Mad about the bean

Giulio Merea, owner of The Roasting, describes how a passion for quality coffee took him from Genoa to Elizabeth Street.

Move to Belgravia

Since opening the shop in Churton Street in September 2014, Merea’s continued to grow his business. In February, he opened his second shop, by Victoria Coach Station on Elizabeth Street. Here, a series of light, bright, contemporary rooms with large tables create an intimate setting that encourages people to mix and collaborate over cups of coffee.

“What we’ve created is a magical place,” he explains. “People sit around our big tables and close their laptops and speak to each other. I think that’s important; we sometimes need an opportunity to communicate in person, rather than via text or Facebook.”
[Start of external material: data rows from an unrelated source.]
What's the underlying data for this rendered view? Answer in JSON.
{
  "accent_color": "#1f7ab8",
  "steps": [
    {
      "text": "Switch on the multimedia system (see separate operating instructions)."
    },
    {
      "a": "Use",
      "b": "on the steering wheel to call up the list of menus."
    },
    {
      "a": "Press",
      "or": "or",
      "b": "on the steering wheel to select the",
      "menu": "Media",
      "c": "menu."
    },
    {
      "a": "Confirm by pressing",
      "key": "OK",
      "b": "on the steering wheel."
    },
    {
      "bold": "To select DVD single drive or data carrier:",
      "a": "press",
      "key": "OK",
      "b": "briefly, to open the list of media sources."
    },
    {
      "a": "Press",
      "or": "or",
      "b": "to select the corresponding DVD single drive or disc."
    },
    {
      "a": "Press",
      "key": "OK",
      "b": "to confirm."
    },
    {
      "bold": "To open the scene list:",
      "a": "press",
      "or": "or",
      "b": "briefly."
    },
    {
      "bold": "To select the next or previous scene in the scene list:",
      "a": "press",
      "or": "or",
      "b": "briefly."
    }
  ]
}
For those who refuse to be parted from their beloved tablet or laptop, however, the tables helpfully include built-in plugs, while speedy fibre-optic broadband allows people to use the space for work or study.

Merea’s key focus, however, is coffee. The Roasting’s coffee blends are a mix of carefully selected coffee beans from seven different regions: Costa Rica, Guatemala, Honduras, India, Brazil, Tanzania and Cameroon. A slow-cycle production process ensures that the coffee beans are roasted gradually and evenly, preserving their natural properties and authentic flavour.

“What we’re looking to do is to really change the mentality of people,” says Merea. “If you think about it, 20 years ago, there weren’t many coffee shops in London, just tea shops, but now there are thousands – maybe too many – and the quality doesn’t seem to matter. We really want to change this attitude – even if it means getting customers to try our coffee for free.”

To ensure The Roasting’s coffee is sold at the highest standards, great attention is paid to the details, Merea explains. “We take great care in how we serve our coffee,” he says. “It’s better served in glass cups, rather than in porcelain, so that’s what we do.”

The coffee shop’s baristas take the same care when it comes to preparing the coffee, which is roasted in Milan, before being exported to the UK. He compares the process to a chef preparing and cooking a beautiful meal. “You can give the same ingredients to 10 different chefs, and you’ll end up with 10 different recipes at the end,” he describes. “It’s exactly the same with coffee.”

Merea’s still working out how to balance his time between the two shops – though conveniently he lives slap bang in the middle. “If you don’t find me in one shop, you’ll find me in the other,” he says. “And if I’m not in either, you’ll find me on the streets of Belgravia walking between the two.” It’s a perfect illustration of the devotion that’s got Merea where he is today.